Last year, it focused on integrating those new acquisitions, while consolidating five of
its facilities to reduce costs and bolster efficiency. It continued on its five-year push to
invest heavily in new products and technology, doubling the company’s research and
development spending from 2005 levels.
And Greatbatch continued to move forward with its plan to become more than just a supplier
of medical components, striving to become a supplier of more complex — and profitable
— systems, like its new OptiSeal line of vascular access products. The company also
continued to invest more in research and product development, even as the recession cut into
its sales.
“We’ve planted the seeds. The trees are growing, but the fruit’s not
there,” Hook said in an interview following Greatbatch’s annual shareholders meeting
Tuesday.
But he expects those results to begin showing up soon.
“We’re really at just the beginning of seeing these investments realized,”
Hook said. “These are long-term investments. They are risky investments, especially at
the systems level.”
Still, Hook said the company will start reaping the first sales from its OptiSeal products
later this year, and more systems are in the works, though their development can take three to
five years.
“It will change the revenue stream of the company fundamentally,” Hook said.
And the company expects to make additional moves to consolidate its operations this year,
especially in its sagging orthopedic products business, which was hurt last year as patients
had fewer elective surgeries because of the weak economy, and physicians and hospitals cut
their inventories of orthopedic products because of the recession and uncertainty over health
care reform.
Overall, Hook said he views the health care reform package with mixed feelings. On the
positive side, Greatbatch could benefit from the new law’s push to provide health
insurance to more Americans, which increases the pool of potential customers. On the downside,
the law includes a new 2.3 percent tax on medical devices, which will drive up the cost of
Greatbatch products.
“Health care reform is going to put a governor on health care technologies,” Hook
said.
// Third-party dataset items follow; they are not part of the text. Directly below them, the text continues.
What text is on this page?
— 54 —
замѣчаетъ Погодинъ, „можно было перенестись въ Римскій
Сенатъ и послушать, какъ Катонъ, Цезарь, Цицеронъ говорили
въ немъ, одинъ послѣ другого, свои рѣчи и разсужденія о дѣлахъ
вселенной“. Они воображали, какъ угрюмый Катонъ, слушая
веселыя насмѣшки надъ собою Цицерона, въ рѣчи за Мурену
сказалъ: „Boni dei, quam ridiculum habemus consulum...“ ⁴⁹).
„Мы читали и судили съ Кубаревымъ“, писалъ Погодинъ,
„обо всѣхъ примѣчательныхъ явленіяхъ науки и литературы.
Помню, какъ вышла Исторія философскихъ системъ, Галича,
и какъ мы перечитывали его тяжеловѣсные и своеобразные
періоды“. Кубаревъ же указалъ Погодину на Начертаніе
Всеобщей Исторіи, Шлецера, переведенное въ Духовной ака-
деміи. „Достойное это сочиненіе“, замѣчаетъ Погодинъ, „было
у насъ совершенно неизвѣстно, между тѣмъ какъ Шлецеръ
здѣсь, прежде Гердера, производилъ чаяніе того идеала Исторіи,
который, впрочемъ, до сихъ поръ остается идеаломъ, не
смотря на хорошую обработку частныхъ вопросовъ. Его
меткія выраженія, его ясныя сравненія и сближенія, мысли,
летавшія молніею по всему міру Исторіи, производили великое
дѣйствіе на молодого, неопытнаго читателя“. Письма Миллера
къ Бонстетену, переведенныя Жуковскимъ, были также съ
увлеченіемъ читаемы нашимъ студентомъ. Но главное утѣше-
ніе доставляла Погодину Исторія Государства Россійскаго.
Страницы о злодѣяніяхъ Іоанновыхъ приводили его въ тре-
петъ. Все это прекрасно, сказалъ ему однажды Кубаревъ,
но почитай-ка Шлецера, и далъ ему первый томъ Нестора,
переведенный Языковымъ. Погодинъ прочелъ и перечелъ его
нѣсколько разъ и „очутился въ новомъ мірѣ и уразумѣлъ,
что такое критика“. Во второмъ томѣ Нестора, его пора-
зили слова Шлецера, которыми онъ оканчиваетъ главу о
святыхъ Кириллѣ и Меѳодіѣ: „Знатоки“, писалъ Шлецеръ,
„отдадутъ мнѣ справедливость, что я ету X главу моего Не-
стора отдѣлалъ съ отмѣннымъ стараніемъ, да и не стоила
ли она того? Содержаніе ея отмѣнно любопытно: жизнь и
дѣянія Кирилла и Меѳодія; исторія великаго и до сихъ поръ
Medical care “is going to be managed tighter.”
For now, though,Hook and other Greatbatch executives are waiting for the payoff from the
company’s cost-cutting and research investments. Profits slid by 18 percent in the first
quarter, while sales were off by 14 percent, but Hook said those results were an improvement
from the fourth quarter, and he predicted that the upward trend would continue throughout the
year.
“We’re behind in our plan, but we’re catching up very rapidly,” he
said. “We’re shaking off the effects of the recession.”
The company’s stock closed at $22.45 Tuesday, down 3 cents.